Para o mesmo, a tutela do sector é a culpada pelo agravamento na situação e pela iminente ruptura no sistema de Saúde Regional, porque “preferiram mascarar a realidade, ignorar e inviabilizar sistematicamente todos os avisos, denúncias, propostas e soluções que o PS tem apresentado”.

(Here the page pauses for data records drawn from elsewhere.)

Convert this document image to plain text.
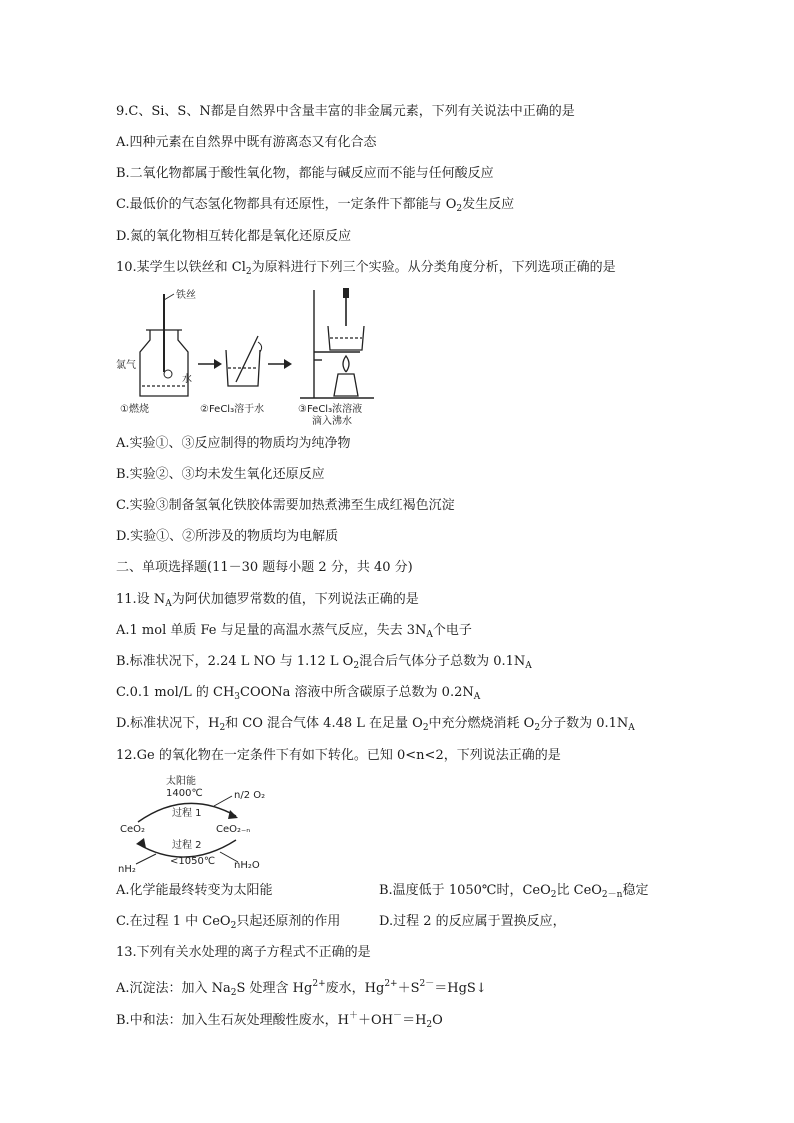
9.C、Si、S、N都是自然界中含量丰富的非金属元素，下列有关说法中正确的是
A.四种元素在自然界中既有游离态又有化合态
B.二氧化物都属于酸性氧化物，都能与碱反应而不能与任何酸反应
C.最低价的气态氢化物都具有还原性，一定条件下都能与 $O_2$发生反应
D.氮的氧化物相互转化都是氧化还原反应
10.某学生以铁丝和 $Cl_2$为原料进行下列三个实验。从分类角度分析，下列选项正确的是
铁丝
氯气
水
①燃烧	②FeCl₃溶于水	③FeCl₃浓溶液
滴入沸水
A.实验①、③反应制得的物质均为纯净物
B.实验②、③均未发生氧化还原反应
C.实验③制备氢氧化铁胶体需要加热煮沸至生成红褐色沉淀
D.实验①、②所涉及的物质均为电解质
二、单项选择题(11－30 题每小题 2 分，共 40 分)
11.设 $N_A$为阿伏加德罗常数的值，下列说法正确的是
A.1 mol 单质 Fe 与足量的高温水蒸气反应，失去 $3N_A$个电子
B.标准状况下，2.24 L NO 与 1.12 L $O_2$混合后气体分子总数为 $0.1N_A$
C.0.1 mol/L 的 $CH_3COONa$ 溶液中所含碳原子总数为 $0.2N_A$
D.标准状况下，$H_2$和 CO 混合气体 4.48 L 在足量 $O_2$中充分燃烧消耗 $O_2$分子数为 $0.1N_A$
12.Ge 的氧化物在一定条件下有如下转化。已知 0<n<2，下列说法正确的是
太阳能
1400℃	n/2 O₂
过程 1
CeO₂	CeO₂₋ₙ
过程 2
<1050℃
nH₂	nH₂O
A.化学能最终转变为太阳能	B.温度低于 1050℃时，CeO$_2$比 CeO$_{2-n}$稳定
C.在过程 1 中 CeO$_2$只起还原剂的作用	D.过程 2 的反应属于置换反应，
13.下列有关水处理的离子方程式不正确的是
A.沉淀法：加入 $Na_2S$ 处理含 $Hg^{2+}$废水，$Hg^{2+}+S^{2-}=HgS↓$
B.中和法：加入生石灰处理酸性废水，$H^++OH^-=H_2O$
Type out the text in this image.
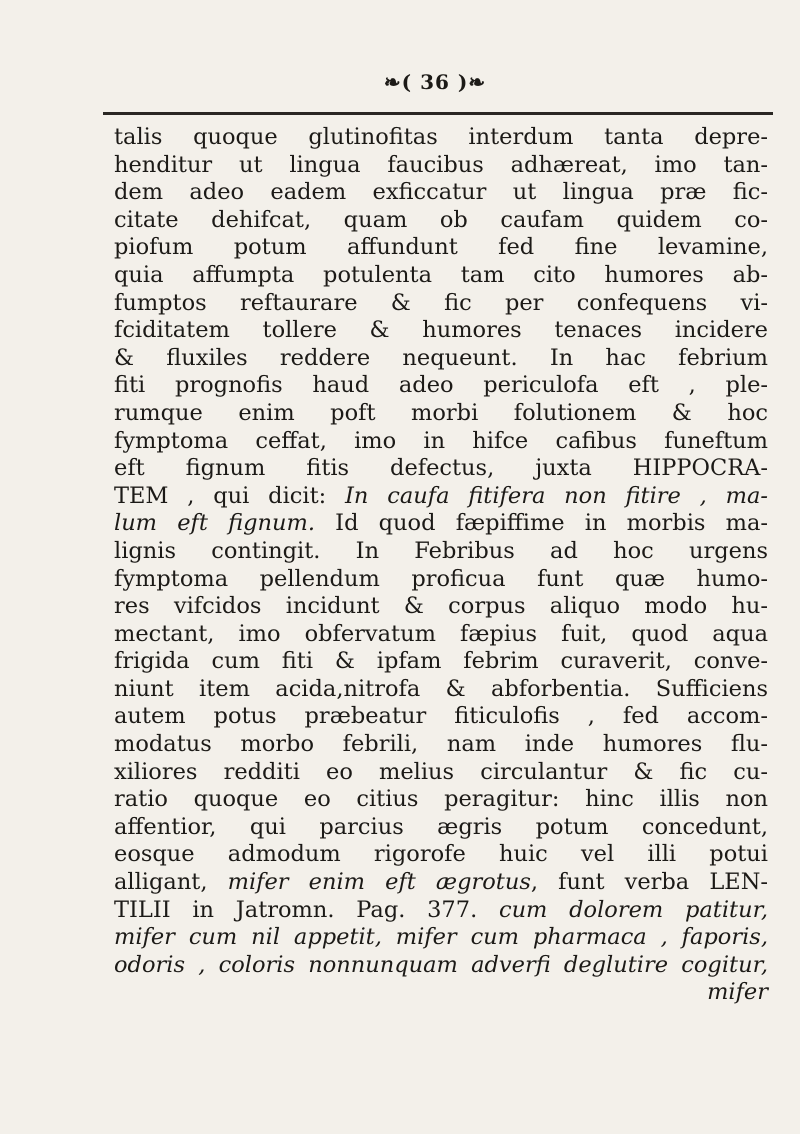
❧( 36 )❧
talis quoque glutinofitas interdum tanta depre-
henditur ut lingua faucibus adhæreat, imo tan-
dem adeo eadem exficcatur ut lingua præ fic-
citate dehifcat, quam ob caufam quidem co-
piofum potum affundunt fed fine levamine,
quia affumpta potulenta tam cito humores ab-
fumptos reftaurare & fic per confequens vi-
fciditatem tollere & humores tenaces incidere
& fluxiles reddere nequeunt. In hac febrium
fiti prognofis haud adeo periculofa eft , ple-
rumque enim poft morbi folutionem & hoc
fymptoma ceffat, imo in hifce cafibus funeftum
eft fignum fitis defectus, juxta HIPPOCRA-
TEM , qui dicit: In caufa fitifera non fitire , ma-
lum eft fignum. Id quod fæpiffime in morbis ma-
lignis contingit. In Febribus ad hoc urgens
fymptoma pellendum proficua funt quæ humo-
res vifcidos incidunt & corpus aliquo modo hu-
mectant, imo obfervatum fæpius fuit, quod aqua
frigida cum fiti & ipfam febrim curaverit, conve-
niunt item acida,nitrofa & abforbentia. Sufficiens
autem potus præbeatur fiticulofis , fed accom-
modatus morbo febrili, nam inde humores flu-
xiliores redditi eo melius circulantur & fic cu-
ratio quoque eo citius peragitur: hinc illis non
affentior, qui parcius ægris potum concedunt,
eosque admodum rigorofe huic vel illi potui
alligant, mifer enim eft ægrotus, funt verba LEN-
TILII in Jatromn. Pag. 377. cum dolorem patitur,
mifer cum nil appetit, mifer cum pharmaca , faporis,
odoris , coloris nonnunquam adverfi deglutire cogitur,
mifer
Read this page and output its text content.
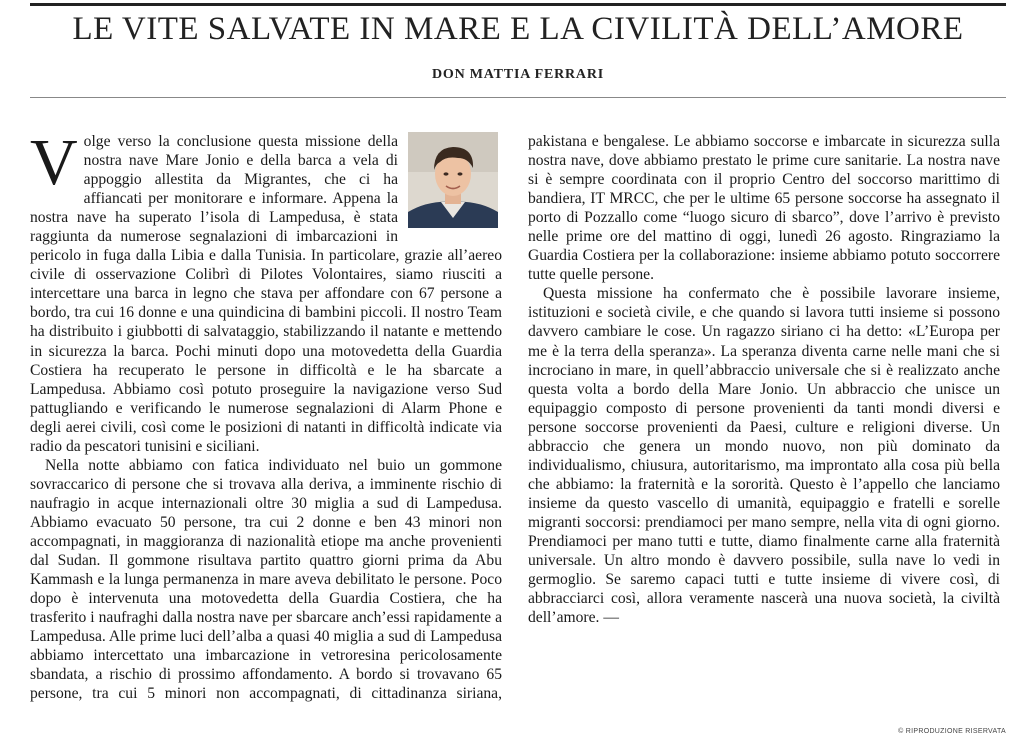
LE VITE SALVATE IN MARE E LA CIVILITÀ DELL’AMORE
DON MATTIA FERRARI

V olge verso la conclusione questa missione della nostra nave Mare Jonio e della barca a vela di appoggio allestita da Migrantes, che ci ha affiancati per monitorare e informare. Appena la nostra nave ha superato l’isola di Lampedusa, è stata raggiunta da numerose segnalazioni di imbarcazioni in pericolo in fuga dalla Libia e dalla Tunisia. In particolare, grazie all’aereo civile di osservazione Colibrì di Pilotes Volontaires, siamo riusciti a intercettare una barca in legno che stava per affondare con 67 persone a bordo, tra cui 16 donne e una quindicina di bambini piccoli. Il nostro Team ha distribuito i giubbotti di salvataggio, stabilizzando il natante e mettendo in sicurezza la barca. Pochi minuti dopo una motovedetta della Guardia Costiera ha recuperato le persone in difficoltà e le ha sbarcate a Lampedusa. Abbiamo così potuto proseguire la navigazione verso Sud pattugliando e verificando le numerose segnalazioni di Alarm Phone e degli aerei civili, così come le posizioni di natanti in difficoltà indicate via radio da pescatori tunisini e siciliani.

Nella notte abbiamo con fatica individuato nel buio un gommone sovraccarico di persone che si trovava alla deriva, a imminente rischio di naufragio in acque internazionali oltre 30 miglia a sud di Lampedusa. Abbiamo evacuato 50 persone, tra cui 2 donne e ben 43 minori non accompagnati, in maggioranza di nazionalità etiope ma anche provenienti dal Sudan. Il gommone risultava partito quattro giorni prima da Abu Kammash e la lunga permanenza in mare aveva debilitato le persone. Poco dopo è intervenuta una motovedetta della Guardia Costiera, che ha trasferito i naufraghi dalla nostra nave per sbarcare anch’essi rapidamente a Lampedusa. Alle prime luci dell’alba a quasi 40 miglia a sud di Lampedusa abbiamo intercettato una imbarcazione in vetroresina pericolosamente sbandata, a rischio di prossimo affondamento. A bordo si trovavano 65 persone, tra cui 5 minori non accompagnati, di cittadinanza siriana, pakistana e bengalese. Le abbiamo soccorse e imbarcate in sicurezza sulla nostra nave, dove abbiamo prestato le prime cure sanitarie. La nostra nave si è sempre coordinata con il proprio Centro del soccorso marittimo di bandiera, IT MRCC, che per le ultime 65 persone soccorse ha assegnato il porto di Pozzallo come “luogo sicuro di sbarco”, dove l’arrivo è previsto nelle prime ore del mattino di oggi, lunedì 26 agosto. Ringraziamo la Guardia Costiera per la collaborazione: insieme abbiamo potuto soccorrere tutte quelle persone.

Questa missione ha confermato che è possibile lavorare insieme, istituzioni e società civile, e che quando si lavora tutti insieme si possono davvero cambiare le cose. Un ragazzo siriano ci ha detto: «L’Europa per me è la terra della speranza». La speranza diventa carne nelle mani che si incrociano in mare, in quell’abbraccio universale che si è realizzato anche questa volta a bordo della Mare Jonio. Un abbraccio che unisce un equipaggio composto di persone provenienti da tanti mondi diversi e persone soccorse provenienti da Paesi, culture e religioni diverse. Un abbraccio che genera un mondo nuovo, non più dominato da individualismo, chiusura, autoritarismo, ma improntato alla cosa più bella che abbiamo: la fraternità e la sororità. Questo è l’appello che lanciamo insieme da questo vascello di umanità, equipaggio e fratelli e sorelle migranti soccorsi: prendiamoci per mano sempre, nella vita di ogni giorno. Prendiamoci per mano tutti e tutte, diamo finalmente carne alla fraternità universale. Un altro mondo è davvero possibile, sulla nave lo vedi in germoglio. Se saremo capaci tutti e tutte insieme di vivere così, di abbracciarci così, allora veramente nascerà una nuova società, la civiltà dell’amore. —

© RIPRODUZIONE RISERVATA
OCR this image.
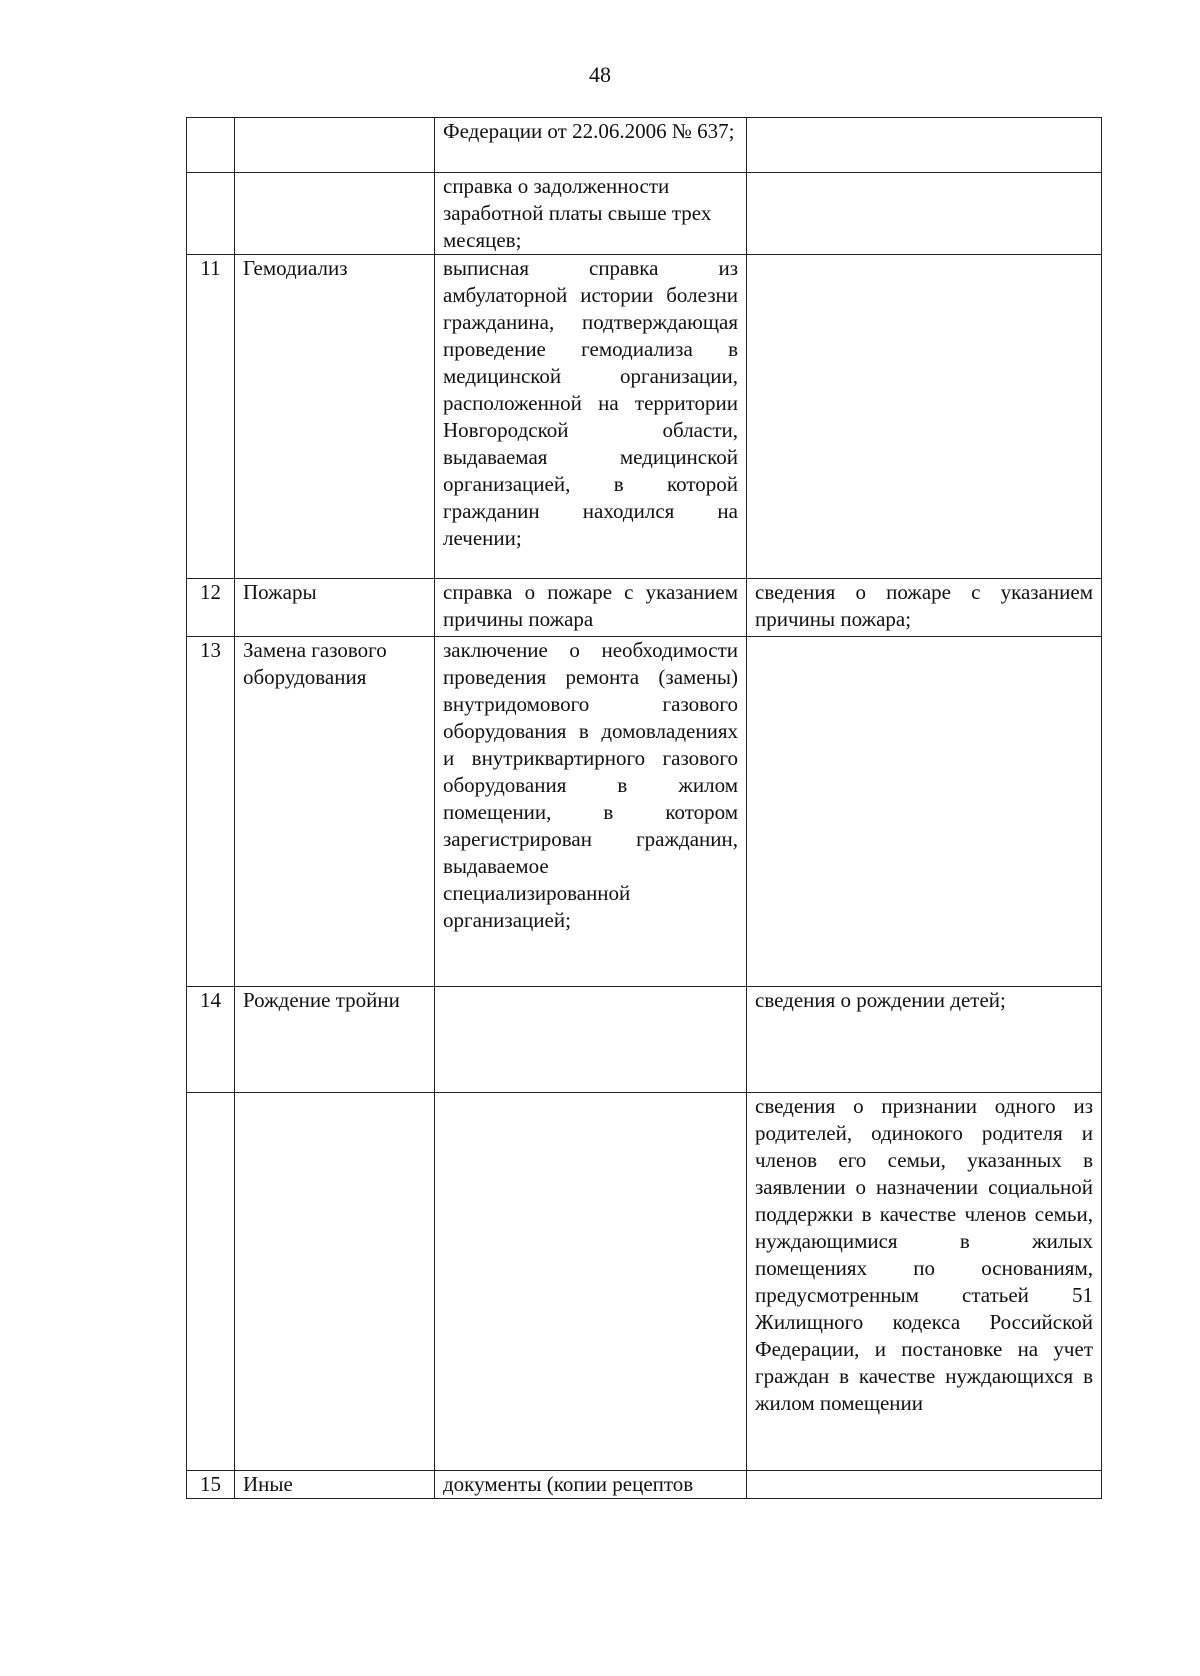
48
		Федерации от 22.06.2006 № 637;	
		справка о задолженности заработной платы свыше трех месяцев;	
11	Гемодиализ	выписная справка из амбулаторной истории болезни гражданина, подтверждающая проведение гемодиализа в медицинской организации, расположенной на территории Новгородской области, выдаваемая медицинской организацией, в которой гражданин находился на лечении;	
12	Пожары	справка о пожаре с указанием причины пожара	сведения о пожаре с указанием причины пожара;
13	Замена газового оборудования	заключение о необходимости проведения ремонта (замены) внутридомового газового оборудования в домовладениях и внутриквартирного газового оборудования в жилом помещении, в котором зарегистрирован гражданин, выдаваемое специализированной организацией;	
14	Рождение тройни		сведения о рождении детей;
			сведения о признании одного из родителей, одинокого родителя и членов его семьи, указанных в заявлении о назначении социальной поддержки в качестве членов семьи, нуждающимися в жилых помещениях по основаниям, предусмотренным статьей 51 Жилищного кодекса Российской Федерации, и постановке на учет граждан в качестве нуждающихся в жилом помещении
15	Иные	документы (копии рецептов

Sérgio Gonçalves aproveitou para recordar várias iniciativas apresentadas pelos socialistas no Parlamento Regional, desde a proposta de estratégia regional para as altas problemáticas, passando por medidas de melhoramento nos cuidados primários e continuados de longa duração, até à sinalização e caracterização de utentes e dos seus contextos familiares com vista à prevenção a montante e jusante de altas clínicas problemáticas.

“É a todos os títulos condenável que agora, depois de apregoar insistentemente a boa saúde do SESARAM e bloquear soluções, haja conhecimento de que até no serviço de urgência hospitalar existem 11 pessoas com alta clínica, mas sem solução para deixar vaga a cama que ocupam e que outros pacientes urgentes precisam”, refere Gonçalves, classificando como “desastrosa a inacção da tutela nesta matéria de vital importância para a população”.

A agudização da situação em pleno Verão “espelha bem o défice na resposta ao nível dos cuidados primários, deixando a nu, mais uma vez, a desarticulação existente entre o sector Social e a Saúde na RAM, revelando também a incapacidade do Governo Regional para enfrentar e resolver este problema”.

E este novo episódio, num “drama que não é novo, mas tem implicações gravíssimas” no funcionamento do Sistema Regional de Saúde, é, segundo o líder socialista, “sinal inequívoco de iminente ruptura, nomeadamente na capacidade de internamentos e resposta emergente”.

“Vir agora deixar apelos às famílias para que sejam elas, sem condições, a substituírem o Governo na gestão da Saúde é um recurso desesperado e, no mínimo, desumano, reflectindo bem a necessidade de mudança que temos na Madeira”, conclui o líder dos socialistas madeirenses.